Dans la nef, le cercueil était entièrement recouvert de gerbes de fleurs blanches et jaunes. L'une d'elles était envoyée par Emanuele Filiberto, prince héritier de la maison de Savoie. Sur la bière, les quatre maillots fétiches du coureur : celui, jaune, du Tour de France 1998 et, à côté, celui de l'équipe nationale d'Italie de cyclisme, tout bleu. En face, le maillot rose du Giro 1998 et un autre, blanc à rayures bleues, de la G. S. Fausto Coppi de Cesenatico, l'écurie dans laquelle Marco Pantani fit ses débuts. Derrière l'autel où il fut baptisé il y a trente-quatre ans, une immense composition florale de roses jaunes et d'oeillets bleus reproduisait les traits du champion.
Aux premiers rangs, derrière la famille, se serraient les fidèles, l'équipe Mercatone Uno au grand complet, Francesco Moser, Gianni Bugno, Davide Cassani, Charlie Gaul, le skieur Alberto Tomba, l'ancien entraîneur de l'équipe nationale de football Azeglio Vicini. Et encore Stefano Garzelli, vainqueur de l'avant-dernier Giro, et Fabrizio Borra, le masseur qui avait permis à Pantani de retourner au cyclisme après son terrible accident contre une voiture.
A la demande de la famille, le service d'ordre avait interdit l'entrée de l'église aux journalistes. La veille, Mamma Tonina, sa mère, un petit bout de femme au caractère vif-argent, s'était répandue en imprécations contre les photographes et les cameramans qui filmaient la chapelle ardente : «Partez ! Vous me l'avez tué avec vos bavardages. Vous n'avez aucun respect. Cela fait quatre ans que vous le torturiez. Vous l'avez vu dans son cercueil : vous êtes content maintenant !»
Dans une lettre de neuf pages écrite peu avant sa mort, lue pendant le service religieux, dans un silence entrecoupé de sanglots, par son ancien manager Manuela Ronchi, Marco Pantani raconte ses «quatre ans de calvaire devant les tribunaux». «J'ai perdu la volonté d'être comme tant d'autres sportifs. Le cyclisme a payé, mais de nombreux jeunes ont perdu espoir en la justice.» Dans son homélie, l'évêque du diocèse, Mgr Antonio Lanfranchi, a appelé le monde du sport à tirer les leçons du drame : «Marco nous invite tous à un sérieux examen de conscience sur ce qu'est le sport et sur ce qui tourne autour du sport.» Le prélat a également rendu un vibrant hommage aux qualités humaines du coureur : «L'homme est toujours plus grand que ses victoires et ses défaites.»

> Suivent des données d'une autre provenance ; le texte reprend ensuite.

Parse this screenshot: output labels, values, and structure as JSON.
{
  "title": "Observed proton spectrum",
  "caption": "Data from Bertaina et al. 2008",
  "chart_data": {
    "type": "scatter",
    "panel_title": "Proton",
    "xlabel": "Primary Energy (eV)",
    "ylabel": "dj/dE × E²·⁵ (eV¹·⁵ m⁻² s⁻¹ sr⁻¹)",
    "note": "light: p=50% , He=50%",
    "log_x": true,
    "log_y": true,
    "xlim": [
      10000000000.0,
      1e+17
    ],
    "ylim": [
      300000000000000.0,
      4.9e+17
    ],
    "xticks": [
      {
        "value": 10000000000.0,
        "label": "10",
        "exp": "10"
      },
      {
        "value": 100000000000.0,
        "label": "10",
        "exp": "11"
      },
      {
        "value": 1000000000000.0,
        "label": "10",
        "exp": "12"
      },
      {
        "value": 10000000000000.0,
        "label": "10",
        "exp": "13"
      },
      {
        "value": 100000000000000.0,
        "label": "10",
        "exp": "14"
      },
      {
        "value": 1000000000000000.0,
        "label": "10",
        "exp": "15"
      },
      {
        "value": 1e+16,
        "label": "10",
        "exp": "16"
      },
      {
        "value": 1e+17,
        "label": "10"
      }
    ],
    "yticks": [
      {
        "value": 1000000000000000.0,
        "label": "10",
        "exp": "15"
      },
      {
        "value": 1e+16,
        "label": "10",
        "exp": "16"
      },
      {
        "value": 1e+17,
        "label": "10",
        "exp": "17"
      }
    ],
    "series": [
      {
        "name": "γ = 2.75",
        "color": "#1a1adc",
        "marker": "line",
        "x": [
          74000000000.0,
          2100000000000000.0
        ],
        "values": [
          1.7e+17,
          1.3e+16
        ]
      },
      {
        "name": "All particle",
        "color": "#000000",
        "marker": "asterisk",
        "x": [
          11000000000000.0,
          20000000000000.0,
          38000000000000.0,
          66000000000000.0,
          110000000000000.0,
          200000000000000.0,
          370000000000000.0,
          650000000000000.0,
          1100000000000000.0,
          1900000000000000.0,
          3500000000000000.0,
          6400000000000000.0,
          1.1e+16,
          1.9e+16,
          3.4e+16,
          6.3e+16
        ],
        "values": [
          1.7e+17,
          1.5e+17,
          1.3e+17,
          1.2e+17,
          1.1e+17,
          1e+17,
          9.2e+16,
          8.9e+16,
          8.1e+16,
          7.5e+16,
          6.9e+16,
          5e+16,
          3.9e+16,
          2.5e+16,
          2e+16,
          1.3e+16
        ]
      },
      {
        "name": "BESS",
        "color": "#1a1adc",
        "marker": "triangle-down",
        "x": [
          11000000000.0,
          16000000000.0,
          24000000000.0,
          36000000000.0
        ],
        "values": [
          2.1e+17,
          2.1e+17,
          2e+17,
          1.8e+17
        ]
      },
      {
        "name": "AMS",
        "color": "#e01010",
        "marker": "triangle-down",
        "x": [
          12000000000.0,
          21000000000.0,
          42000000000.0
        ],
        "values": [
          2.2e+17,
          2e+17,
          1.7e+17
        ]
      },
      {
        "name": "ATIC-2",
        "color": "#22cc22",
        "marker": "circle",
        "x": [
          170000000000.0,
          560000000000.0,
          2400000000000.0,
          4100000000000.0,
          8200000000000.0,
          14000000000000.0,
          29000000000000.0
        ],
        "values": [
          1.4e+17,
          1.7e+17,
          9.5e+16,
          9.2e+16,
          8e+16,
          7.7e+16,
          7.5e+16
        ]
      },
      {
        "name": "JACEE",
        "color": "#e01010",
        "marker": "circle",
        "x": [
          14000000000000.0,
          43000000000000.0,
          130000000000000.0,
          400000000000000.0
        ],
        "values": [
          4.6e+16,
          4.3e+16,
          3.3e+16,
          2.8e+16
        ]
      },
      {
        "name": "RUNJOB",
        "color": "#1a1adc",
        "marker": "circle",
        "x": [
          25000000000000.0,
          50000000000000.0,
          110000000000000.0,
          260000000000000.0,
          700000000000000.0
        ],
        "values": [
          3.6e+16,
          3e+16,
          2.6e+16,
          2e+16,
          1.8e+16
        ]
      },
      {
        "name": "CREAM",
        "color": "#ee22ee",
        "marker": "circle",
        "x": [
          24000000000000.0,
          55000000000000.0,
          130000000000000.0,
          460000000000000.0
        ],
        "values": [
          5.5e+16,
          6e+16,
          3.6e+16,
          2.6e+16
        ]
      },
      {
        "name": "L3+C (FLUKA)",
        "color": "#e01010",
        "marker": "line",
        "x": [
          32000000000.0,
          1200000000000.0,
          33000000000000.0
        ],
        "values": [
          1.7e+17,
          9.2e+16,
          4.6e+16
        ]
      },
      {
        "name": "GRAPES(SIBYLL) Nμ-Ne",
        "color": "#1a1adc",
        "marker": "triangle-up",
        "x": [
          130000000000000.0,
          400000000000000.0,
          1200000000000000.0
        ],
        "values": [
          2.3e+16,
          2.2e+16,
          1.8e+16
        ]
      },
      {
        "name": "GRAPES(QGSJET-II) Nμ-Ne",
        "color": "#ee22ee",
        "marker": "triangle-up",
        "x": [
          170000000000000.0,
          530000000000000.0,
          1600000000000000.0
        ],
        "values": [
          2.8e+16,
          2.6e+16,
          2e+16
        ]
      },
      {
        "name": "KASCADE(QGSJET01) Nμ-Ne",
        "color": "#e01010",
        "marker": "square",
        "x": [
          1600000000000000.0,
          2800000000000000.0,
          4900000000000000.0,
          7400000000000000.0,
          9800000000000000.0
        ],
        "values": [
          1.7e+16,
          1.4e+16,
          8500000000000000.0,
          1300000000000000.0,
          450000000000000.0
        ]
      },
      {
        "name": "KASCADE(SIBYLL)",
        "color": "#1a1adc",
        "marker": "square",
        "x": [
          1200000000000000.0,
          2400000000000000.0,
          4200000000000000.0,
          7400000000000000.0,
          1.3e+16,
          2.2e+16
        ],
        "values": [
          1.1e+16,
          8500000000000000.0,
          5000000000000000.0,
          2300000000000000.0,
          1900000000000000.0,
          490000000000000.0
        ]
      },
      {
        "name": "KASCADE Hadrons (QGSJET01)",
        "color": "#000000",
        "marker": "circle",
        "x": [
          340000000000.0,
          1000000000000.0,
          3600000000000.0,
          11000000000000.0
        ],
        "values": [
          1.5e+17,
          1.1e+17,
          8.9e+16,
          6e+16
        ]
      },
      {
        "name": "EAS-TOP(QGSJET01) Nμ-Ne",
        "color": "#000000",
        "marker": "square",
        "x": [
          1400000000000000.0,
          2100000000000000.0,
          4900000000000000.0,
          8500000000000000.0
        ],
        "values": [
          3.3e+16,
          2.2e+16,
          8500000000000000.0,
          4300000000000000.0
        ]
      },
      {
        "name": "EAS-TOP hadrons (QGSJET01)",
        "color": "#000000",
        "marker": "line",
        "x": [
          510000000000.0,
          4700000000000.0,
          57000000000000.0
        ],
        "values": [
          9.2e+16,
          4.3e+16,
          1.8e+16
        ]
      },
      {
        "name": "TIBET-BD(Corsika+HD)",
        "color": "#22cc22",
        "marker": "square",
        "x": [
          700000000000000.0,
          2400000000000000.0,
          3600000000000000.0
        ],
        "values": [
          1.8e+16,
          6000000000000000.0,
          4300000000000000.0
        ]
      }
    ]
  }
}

A la sortie, une foule massée sur plus d'un kilomètre jusqu'au cimetière communal a longuement applaudi le cercueil. Damiano Zoffoli, maire de Cesenatico, refuse de croire à la fin du mythe : «Pour nous, Marco court encore.»
(1) Le parquet de Rimini a ouvert «une information contre X pour trafic de stupéfiant», des traces de cocaïne ayant été relevées dans la chambre du coureur.